U.S. Unilateralism

November 3, 2006

The following is taken from the premier issue of Good Magazine. It’s by James Surowiecki, a writer for the New Yorker, in a piece entitled “America in the World.”

“There are two factors that make American unilateralism especially troubling in the eyes of many. The first is simply the breadth of American power. While no one is nostalgic for the Cold War, a majority of people in every country that Pew surveyed (U.S. excluded) believe that it would be better for the world if a country or group of countries emerged as a rival to U.S. hegemony. Whatever the dangers of superpower conflict, apparently they’re preferable to having most of the world’s military might in the hands of one nation.
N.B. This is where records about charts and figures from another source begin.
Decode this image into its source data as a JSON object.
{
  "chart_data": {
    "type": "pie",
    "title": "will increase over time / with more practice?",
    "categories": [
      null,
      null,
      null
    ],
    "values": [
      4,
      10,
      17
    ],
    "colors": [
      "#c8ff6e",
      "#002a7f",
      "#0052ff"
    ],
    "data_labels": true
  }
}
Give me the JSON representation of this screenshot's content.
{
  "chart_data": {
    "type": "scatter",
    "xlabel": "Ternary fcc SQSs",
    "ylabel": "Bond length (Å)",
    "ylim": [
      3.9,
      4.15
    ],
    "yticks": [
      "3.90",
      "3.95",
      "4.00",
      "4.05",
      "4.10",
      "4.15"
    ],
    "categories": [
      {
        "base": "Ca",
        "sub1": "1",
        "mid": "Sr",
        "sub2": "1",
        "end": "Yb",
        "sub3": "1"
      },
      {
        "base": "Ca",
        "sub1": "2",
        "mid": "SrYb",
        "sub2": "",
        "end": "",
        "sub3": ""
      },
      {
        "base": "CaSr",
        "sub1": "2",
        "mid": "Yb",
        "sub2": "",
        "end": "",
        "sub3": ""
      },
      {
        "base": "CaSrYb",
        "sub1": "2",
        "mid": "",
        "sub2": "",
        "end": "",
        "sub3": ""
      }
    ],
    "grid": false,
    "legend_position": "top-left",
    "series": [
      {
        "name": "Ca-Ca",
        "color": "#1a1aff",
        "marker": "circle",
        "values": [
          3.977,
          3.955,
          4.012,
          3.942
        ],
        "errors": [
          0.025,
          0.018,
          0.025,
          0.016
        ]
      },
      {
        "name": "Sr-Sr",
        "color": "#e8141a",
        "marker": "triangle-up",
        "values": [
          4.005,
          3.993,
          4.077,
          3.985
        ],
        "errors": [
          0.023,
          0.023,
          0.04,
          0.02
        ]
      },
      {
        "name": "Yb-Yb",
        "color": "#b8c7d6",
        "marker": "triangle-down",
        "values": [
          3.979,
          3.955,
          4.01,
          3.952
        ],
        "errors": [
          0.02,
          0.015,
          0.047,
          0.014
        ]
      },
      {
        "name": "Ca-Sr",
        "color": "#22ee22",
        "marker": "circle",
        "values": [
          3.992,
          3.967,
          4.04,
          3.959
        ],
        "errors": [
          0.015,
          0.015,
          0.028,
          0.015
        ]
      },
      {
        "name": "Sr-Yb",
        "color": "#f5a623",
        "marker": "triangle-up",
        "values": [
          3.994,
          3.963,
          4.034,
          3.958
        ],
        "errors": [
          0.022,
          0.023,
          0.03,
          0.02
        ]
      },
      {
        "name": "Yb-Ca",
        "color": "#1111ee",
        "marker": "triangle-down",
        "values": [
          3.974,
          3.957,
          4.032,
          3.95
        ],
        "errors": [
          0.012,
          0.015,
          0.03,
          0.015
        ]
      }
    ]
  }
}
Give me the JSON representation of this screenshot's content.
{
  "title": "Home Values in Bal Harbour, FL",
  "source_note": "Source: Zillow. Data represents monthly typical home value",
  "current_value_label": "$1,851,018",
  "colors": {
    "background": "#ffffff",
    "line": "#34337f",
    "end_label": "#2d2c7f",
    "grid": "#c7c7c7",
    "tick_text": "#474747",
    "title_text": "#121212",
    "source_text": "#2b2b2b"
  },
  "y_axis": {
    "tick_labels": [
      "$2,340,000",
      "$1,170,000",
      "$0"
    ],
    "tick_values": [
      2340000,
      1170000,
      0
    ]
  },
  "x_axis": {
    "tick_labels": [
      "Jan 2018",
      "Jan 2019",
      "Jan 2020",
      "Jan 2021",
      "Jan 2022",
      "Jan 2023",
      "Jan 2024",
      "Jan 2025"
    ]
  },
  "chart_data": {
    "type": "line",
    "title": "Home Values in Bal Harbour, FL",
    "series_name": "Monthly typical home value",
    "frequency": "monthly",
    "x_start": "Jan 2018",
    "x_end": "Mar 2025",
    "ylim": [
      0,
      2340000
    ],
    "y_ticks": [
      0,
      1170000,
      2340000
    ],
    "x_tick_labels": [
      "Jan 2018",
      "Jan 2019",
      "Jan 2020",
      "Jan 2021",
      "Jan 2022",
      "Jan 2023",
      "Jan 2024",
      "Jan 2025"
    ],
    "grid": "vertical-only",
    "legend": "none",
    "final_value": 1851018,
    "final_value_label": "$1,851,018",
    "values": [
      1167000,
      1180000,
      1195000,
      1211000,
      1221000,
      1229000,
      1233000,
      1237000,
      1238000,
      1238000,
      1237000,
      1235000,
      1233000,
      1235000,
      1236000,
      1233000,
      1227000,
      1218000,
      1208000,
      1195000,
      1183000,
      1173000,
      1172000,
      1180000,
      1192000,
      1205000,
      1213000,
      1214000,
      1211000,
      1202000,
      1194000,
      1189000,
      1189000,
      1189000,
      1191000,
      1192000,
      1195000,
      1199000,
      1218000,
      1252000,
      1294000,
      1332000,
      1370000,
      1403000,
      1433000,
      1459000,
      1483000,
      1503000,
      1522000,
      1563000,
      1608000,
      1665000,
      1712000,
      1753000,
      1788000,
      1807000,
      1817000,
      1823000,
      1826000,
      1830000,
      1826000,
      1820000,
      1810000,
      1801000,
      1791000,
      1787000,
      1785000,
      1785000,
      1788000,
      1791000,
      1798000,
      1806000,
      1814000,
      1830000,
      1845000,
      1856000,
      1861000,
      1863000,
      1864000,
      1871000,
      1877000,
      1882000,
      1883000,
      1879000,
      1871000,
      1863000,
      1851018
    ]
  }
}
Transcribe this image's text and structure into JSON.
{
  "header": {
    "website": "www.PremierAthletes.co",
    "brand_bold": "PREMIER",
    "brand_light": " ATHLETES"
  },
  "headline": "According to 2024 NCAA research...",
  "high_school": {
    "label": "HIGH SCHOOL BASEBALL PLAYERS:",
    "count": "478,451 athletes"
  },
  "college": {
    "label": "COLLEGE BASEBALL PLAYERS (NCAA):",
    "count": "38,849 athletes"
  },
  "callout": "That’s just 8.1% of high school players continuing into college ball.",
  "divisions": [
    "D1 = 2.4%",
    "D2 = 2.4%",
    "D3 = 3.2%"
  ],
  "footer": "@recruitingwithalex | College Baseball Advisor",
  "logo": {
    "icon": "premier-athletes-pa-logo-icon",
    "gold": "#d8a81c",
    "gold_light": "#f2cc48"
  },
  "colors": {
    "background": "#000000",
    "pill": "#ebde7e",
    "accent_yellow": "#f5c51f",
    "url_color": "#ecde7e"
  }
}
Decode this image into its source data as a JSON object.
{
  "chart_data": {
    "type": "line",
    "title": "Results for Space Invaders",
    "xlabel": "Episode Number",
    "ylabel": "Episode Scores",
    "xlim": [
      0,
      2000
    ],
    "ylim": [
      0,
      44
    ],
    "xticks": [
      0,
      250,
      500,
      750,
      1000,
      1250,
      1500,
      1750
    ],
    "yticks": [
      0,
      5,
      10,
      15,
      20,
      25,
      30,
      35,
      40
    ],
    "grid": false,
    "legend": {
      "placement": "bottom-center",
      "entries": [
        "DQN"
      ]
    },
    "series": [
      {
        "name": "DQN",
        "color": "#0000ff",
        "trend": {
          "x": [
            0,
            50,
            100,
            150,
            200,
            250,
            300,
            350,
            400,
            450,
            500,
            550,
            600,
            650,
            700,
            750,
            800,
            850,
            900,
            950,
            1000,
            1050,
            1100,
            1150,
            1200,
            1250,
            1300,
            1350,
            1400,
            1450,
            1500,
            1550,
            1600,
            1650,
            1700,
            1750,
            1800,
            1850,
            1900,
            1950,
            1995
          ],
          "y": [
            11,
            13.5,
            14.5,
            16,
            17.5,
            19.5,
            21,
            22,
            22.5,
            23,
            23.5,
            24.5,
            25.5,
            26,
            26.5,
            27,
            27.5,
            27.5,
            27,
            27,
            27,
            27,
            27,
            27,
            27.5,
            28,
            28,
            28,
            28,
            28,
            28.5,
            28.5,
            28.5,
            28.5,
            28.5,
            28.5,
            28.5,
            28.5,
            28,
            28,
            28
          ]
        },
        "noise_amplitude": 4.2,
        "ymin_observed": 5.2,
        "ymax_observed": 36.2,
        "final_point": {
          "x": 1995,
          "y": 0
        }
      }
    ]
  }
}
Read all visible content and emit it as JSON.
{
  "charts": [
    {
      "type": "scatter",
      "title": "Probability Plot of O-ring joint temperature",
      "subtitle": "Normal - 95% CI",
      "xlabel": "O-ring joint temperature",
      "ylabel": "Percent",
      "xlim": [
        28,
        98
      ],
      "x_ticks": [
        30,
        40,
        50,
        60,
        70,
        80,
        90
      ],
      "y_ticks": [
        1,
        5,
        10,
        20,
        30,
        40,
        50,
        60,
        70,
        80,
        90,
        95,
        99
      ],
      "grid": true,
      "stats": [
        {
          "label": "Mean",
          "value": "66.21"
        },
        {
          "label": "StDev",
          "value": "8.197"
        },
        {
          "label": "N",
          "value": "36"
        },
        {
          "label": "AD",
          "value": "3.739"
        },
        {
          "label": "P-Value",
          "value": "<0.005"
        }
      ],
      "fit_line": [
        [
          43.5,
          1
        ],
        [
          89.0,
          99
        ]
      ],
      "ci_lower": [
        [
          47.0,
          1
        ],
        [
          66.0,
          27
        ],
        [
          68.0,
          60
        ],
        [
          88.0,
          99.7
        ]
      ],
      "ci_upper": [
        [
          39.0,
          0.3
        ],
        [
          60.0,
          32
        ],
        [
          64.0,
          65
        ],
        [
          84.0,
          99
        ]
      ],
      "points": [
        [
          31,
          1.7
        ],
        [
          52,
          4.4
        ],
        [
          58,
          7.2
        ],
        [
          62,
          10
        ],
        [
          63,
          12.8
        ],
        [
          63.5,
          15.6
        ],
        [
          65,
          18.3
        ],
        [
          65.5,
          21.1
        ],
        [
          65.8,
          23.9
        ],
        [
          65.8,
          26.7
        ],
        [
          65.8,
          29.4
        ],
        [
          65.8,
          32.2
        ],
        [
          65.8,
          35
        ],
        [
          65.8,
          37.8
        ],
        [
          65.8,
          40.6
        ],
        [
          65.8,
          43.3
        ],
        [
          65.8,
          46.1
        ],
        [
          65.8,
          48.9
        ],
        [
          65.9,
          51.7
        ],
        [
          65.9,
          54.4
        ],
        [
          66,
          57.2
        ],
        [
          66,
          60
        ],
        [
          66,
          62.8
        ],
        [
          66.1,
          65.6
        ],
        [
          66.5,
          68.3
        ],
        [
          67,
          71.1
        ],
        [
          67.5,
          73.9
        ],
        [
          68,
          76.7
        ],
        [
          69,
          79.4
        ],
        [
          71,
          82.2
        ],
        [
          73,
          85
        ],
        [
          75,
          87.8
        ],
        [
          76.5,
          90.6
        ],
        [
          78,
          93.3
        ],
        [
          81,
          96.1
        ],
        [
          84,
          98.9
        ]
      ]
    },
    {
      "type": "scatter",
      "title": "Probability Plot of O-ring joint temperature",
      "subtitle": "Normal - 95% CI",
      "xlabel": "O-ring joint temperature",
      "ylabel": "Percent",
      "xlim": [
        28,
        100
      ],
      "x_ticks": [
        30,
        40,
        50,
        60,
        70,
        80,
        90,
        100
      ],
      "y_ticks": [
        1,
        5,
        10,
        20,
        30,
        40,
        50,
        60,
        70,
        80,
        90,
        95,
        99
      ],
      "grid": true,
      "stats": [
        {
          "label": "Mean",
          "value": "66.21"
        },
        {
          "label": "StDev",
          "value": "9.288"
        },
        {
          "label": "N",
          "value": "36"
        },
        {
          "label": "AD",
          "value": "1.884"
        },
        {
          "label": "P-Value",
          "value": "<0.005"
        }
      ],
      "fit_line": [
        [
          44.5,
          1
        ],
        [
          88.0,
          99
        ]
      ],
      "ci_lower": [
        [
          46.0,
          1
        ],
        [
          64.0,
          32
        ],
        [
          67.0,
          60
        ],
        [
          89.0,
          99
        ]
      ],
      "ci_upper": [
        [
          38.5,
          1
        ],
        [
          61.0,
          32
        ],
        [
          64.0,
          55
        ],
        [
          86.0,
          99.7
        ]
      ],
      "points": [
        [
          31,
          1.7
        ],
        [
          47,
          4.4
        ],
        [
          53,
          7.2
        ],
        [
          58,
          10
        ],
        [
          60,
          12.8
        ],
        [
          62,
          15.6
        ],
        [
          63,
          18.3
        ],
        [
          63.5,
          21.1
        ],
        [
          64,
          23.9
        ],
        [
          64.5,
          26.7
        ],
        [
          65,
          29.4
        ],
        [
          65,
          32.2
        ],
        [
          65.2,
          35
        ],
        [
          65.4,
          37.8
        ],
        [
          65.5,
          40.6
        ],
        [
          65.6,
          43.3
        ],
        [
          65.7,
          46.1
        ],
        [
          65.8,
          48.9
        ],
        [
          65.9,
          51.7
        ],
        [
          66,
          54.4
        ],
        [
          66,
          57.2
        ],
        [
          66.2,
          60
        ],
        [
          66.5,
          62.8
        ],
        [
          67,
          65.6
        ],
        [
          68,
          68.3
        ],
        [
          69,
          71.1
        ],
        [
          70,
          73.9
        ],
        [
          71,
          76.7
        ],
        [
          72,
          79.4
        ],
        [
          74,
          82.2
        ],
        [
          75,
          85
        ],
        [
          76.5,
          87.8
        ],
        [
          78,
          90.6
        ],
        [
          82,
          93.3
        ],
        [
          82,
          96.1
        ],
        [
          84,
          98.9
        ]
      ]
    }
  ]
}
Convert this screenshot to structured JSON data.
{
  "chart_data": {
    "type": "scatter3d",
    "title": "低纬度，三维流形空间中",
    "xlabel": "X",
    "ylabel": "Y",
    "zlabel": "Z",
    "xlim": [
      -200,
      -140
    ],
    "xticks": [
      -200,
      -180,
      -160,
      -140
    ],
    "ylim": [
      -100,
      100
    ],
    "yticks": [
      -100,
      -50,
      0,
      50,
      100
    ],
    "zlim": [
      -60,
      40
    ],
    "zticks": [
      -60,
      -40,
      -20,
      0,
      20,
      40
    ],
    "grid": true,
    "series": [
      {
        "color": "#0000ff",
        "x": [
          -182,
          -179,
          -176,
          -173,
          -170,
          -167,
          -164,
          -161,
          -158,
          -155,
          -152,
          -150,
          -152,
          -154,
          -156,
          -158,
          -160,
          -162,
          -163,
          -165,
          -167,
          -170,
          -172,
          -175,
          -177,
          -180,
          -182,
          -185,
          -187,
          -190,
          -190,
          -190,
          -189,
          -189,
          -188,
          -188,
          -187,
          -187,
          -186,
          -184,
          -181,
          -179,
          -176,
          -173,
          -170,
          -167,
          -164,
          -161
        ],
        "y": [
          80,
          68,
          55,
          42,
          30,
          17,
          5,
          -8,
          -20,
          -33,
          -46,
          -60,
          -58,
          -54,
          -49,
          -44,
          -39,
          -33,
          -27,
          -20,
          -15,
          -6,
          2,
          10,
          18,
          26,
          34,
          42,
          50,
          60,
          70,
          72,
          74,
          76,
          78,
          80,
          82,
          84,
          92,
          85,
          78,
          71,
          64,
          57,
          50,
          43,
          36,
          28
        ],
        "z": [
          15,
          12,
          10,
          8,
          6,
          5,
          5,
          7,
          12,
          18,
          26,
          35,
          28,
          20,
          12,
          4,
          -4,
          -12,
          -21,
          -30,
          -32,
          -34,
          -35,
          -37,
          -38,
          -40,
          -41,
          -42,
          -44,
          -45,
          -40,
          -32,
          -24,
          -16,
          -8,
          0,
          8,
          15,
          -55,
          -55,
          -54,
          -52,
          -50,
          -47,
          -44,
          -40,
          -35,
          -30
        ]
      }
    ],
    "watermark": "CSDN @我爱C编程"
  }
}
“The second major factor is that the U.S. now regularly circumvents or ignores many of the international institutions that, paradoxically, it played a major role in creating. The United Nations, the various institutions designed to combat genocide and war crimes, the Geneva Conventions, the World Trade Organization–the U.S. was instrumental in the development of all of these. Yet in just the past decade, it’s refused to ratify the International Criminal Court, refused to vote for a resolution banning land mines, refused to sign the Kyoto Protocol, until recently declared the Geneva Conventions inapplicable to enemy combatants, and so on. From the perspective of American interests, each of those decisions may have been the correct one. But, to many, each also smacks of hypocrisy, making it seem as if the U.S. is happy to play by rules only as long as it’s guaranteed to win.”

I would modify this to say that these actions “stink” of hypocrisy, and I would remove the phrase “to many.” It is fact: these actions are hypocritical.

Again, I’m feeling that odd sensation that most of the people I know are more like people everywhere, i.e. the people polled for Surowiecki’s report; it’s the purveyors of “American interest” that are not my people.